I am working to sync a very large database to hive.

There are 2 issues: (1) Text imports are slower and there is a slow large mapreduce step. (2) Sequence files are much faster but are not readable by normal means.

Details follow:

(1) If we import the data as text, it is slower. The files accumulate in the home directory in a temp folder but eventually a mapreduce job is created which is rather slow.

17/04/25 04:18:34 INFO mapreduce.Job: Job job_1490822567992_0996 running in uber mode : false
17/04/25 04:18:34 INFO mapreduce.Job:  map 0% reduce 0%
17/04/25 11:05:59 INFO mapreduce.Job:  map 29% reduce 0%
17/04/25 11:20:18 INFO mapreduce.Job:  map 86% reduce 0% <-- tends to hang a very long time here

(A lot of lines deleted for brevity.)

(2) If we import the files as sequencefiles, it is much faster but the retrieved data is unreadable by Hive since it needs to know about the autogenerated Java files that get created.
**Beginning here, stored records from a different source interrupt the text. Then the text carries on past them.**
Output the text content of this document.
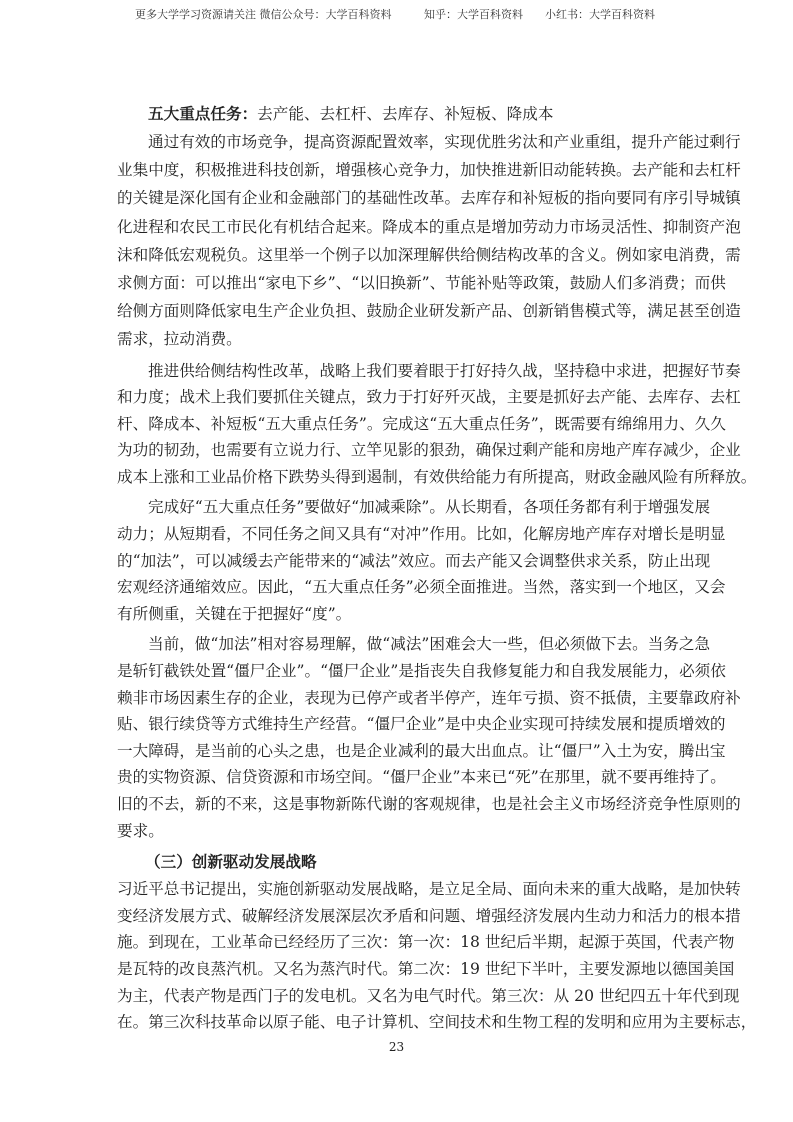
更多大学学习资源请关注 微信公众号：大学百科资料	知乎：大学百科资料 小红书：大学百科资料
五大重点任务：去产能、去杠杆、去库存、补短板、降成本
通过有效的市场竞争，提高资源配置效率，实现优胜劣汰和产业重组，提升产能过剩行
业集中度，积极推进科技创新，增强核心竞争力，加快推进新旧动能转换。去产能和去杠杆
的关键是深化国有企业和金融部门的基础性改革。去库存和补短板的指向要同有序引导城镇
化进程和农民工市民化有机结合起来。降成本的重点是增加劳动力市场灵活性、抑制资产泡
沫和降低宏观税负。这里举一个例子以加深理解供给侧结构改革的含义。例如家电消费，需
求侧方面：可以推出“家电下乡”、“以旧换新”、节能补贴等政策，鼓励人们多消费；而供
给侧方面则降低家电生产企业负担、鼓励企业研发新产品、创新销售模式等，满足甚至创造
需求，拉动消费。
推进供给侧结构性改革，战略上我们要着眼于打好持久战，坚持稳中求进，把握好节奏
和力度；战术上我们要抓住关键点，致力于打好歼灭战，主要是抓好去产能、去库存、去杠
杆、降成本、补短板“五大重点任务”。完成这“五大重点任务”，既需要有绵绵用力、久久
为功的韧劲，也需要有立说力行、立竿见影的狠劲，确保过剩产能和房地产库存减少，企业
成本上涨和工业品价格下跌势头得到遏制，有效供给能力有所提高，财政金融风险有所释放。
完成好“五大重点任务”要做好“加减乘除”。从长期看，各项任务都有利于增强发展
动力；从短期看，不同任务之间又具有“对冲”作用。比如，化解房地产库存对增长是明显
的“加法”，可以减缓去产能带来的“减法”效应。而去产能又会调整供求关系，防止出现
宏观经济通缩效应。因此，“五大重点任务”必须全面推进。当然，落实到一个地区，又会
有所侧重，关键在于把握好“度”。
当前，做“加法”相对容易理解，做“减法”困难会大一些，但必须做下去。当务之急
是斩钉截铁处置“僵尸企业”。“僵尸企业”是指丧失自我修复能力和自我发展能力，必须依
赖非市场因素生存的企业，表现为已停产或者半停产，连年亏损、资不抵债，主要靠政府补
贴、银行续贷等方式维持生产经营。“僵尸企业”是中央企业实现可持续发展和提质增效的
一大障碍，是当前的心头之患，也是企业减利的最大出血点。让“僵尸”入土为安，腾出宝
贵的实物资源、信贷资源和市场空间。“僵尸企业”本来已“死”在那里，就不要再维持了。
旧的不去，新的不来，这是事物新陈代谢的客观规律，也是社会主义市场经济竞争性原则的
要求。
（三）创新驱动发展战略
习近平总书记提出，实施创新驱动发展战略，是立足全局、面向未来的重大战略，是加快转
变经济发展方式、破解经济发展深层次矛盾和问题、增强经济发展内生动力和活力的根本措
施。到现在，工业革命已经经历了三次：第一次：18 世纪后半期，起源于英国，代表产物
是瓦特的改良蒸汽机。又名为蒸汽时代。第二次：19 世纪下半叶，主要发源地以德国美国
为主，代表产物是西门子的发电机。又名为电气时代。第三次：从 20 世纪四五十年代到现
在。第三次科技革命以原子能、电子计算机、空间技术和生物工程的发明和应用为主要标志，
23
This also has a mapreduce step, but it seemed to go faster (or perhaps that was a time of day thing...).

We have a series of these classes for each table that are produced by sqoop: public class MyTableName extends SqoopRecord implements DBWritable, Writable

What are the steps for using those classes? How do we install them in hive? Surprisingly, the Cloudera support engineer doesn't know, as this must be infrequently charted territory??
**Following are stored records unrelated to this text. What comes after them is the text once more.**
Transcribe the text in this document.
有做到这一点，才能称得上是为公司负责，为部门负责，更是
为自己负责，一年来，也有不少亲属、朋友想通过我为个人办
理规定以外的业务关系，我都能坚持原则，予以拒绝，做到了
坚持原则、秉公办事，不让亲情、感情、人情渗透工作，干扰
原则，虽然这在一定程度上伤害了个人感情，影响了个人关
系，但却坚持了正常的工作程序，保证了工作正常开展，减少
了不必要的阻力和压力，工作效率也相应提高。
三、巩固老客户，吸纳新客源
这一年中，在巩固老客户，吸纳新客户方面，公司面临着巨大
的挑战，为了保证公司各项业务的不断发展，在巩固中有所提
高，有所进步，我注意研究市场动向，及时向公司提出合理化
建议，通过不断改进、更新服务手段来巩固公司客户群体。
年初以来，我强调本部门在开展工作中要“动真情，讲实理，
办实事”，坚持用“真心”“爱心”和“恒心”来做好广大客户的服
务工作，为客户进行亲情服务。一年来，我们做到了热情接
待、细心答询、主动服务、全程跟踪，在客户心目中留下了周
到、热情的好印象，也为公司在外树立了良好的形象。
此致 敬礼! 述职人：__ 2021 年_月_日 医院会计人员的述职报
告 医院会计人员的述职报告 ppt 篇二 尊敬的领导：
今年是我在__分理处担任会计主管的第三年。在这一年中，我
sqoop import-all-tables --connect '...' --relaxed-isolation --num-mappers 7 --compress --autoreset-to-one-mapper --compression-codec=snappy --outdir javadir --as-sequencefile --hive-delims-replacement ' '

Any advice?

Chris
  • 1,219
  • 2
  • 11
  • 21
  • 1
    this is related to http://stackoverflow.com/questions/42050548/loading-sequence-file-data-into-hive-table-created-using-stored-as-sequence-file – Chris Apr 25 '17 at 22:16
  • _"sequencefiles ... the retrieved data is unreadable by Hive since it needs to know about the autogenerated Java files that get created"_ >> what is that nonsense?? Hive simply requires an appropriate `CREATE TABLE` command to know about the SequenceFile structure. That's the purpose of `--hive-import` cf. http://stackoverflow.com/questions/31515498/when-to-use-sqoop-create-hive-table – Samson Scharfrichter Apr 26 '17 at 01:53
  • Additionally, since Sqoop generates a MapReduce job, using Snappy *(or LZ4)* compression for intermediate files and Snappy *(or LZ4, or GZip)* compression for final files could make a significant difference in performance; cf. `mapreduce.map.output.compress*` and `mapreduce.output.fileoutputformat.compress*` in – Samson Scharfrichter Apr 26 '17 at 01:59
  • Hive import commands are not available for sequence files. – Chris Apr 26 '17 at 05:02
  • Did you consider using a Spark script as a replacement for Sqoop *(which, after all, was never more than a stop-gap solution sponsored by Cloudera in the pre-Spark era)*? As a bonus you could get compressed Parquet files as output. – Samson Scharfrichter Apr 27 '17 at 20:12
  • The Cloudera people still push for Sqoop but I am open to Spark. Do you have some sample code? – Chris Apr 28 '17 at 21:07
  • Got some PySpark 1.6 snippets in a Notebook somewhere in the office; will search out for it when WE is over (i.e. on Tuesday cf. Labor Day on May 1st). Big tables might need special care about JDBC partitioning rule and Spark memory settings though. BTW, did you run some benchmarks on a Sqoop TextFile import w/ different compression settings? – Samson Scharfrichter Apr 28 '17 at 22:39

1 Answers1

1

I am open to Spark. Do you have some sample code?

Disclaimer: I just assembled some snippets from multiple notebooks, and was too lazy (and hungry) to launch a test-run before leaving the office. Any bugs and typos are yours to find.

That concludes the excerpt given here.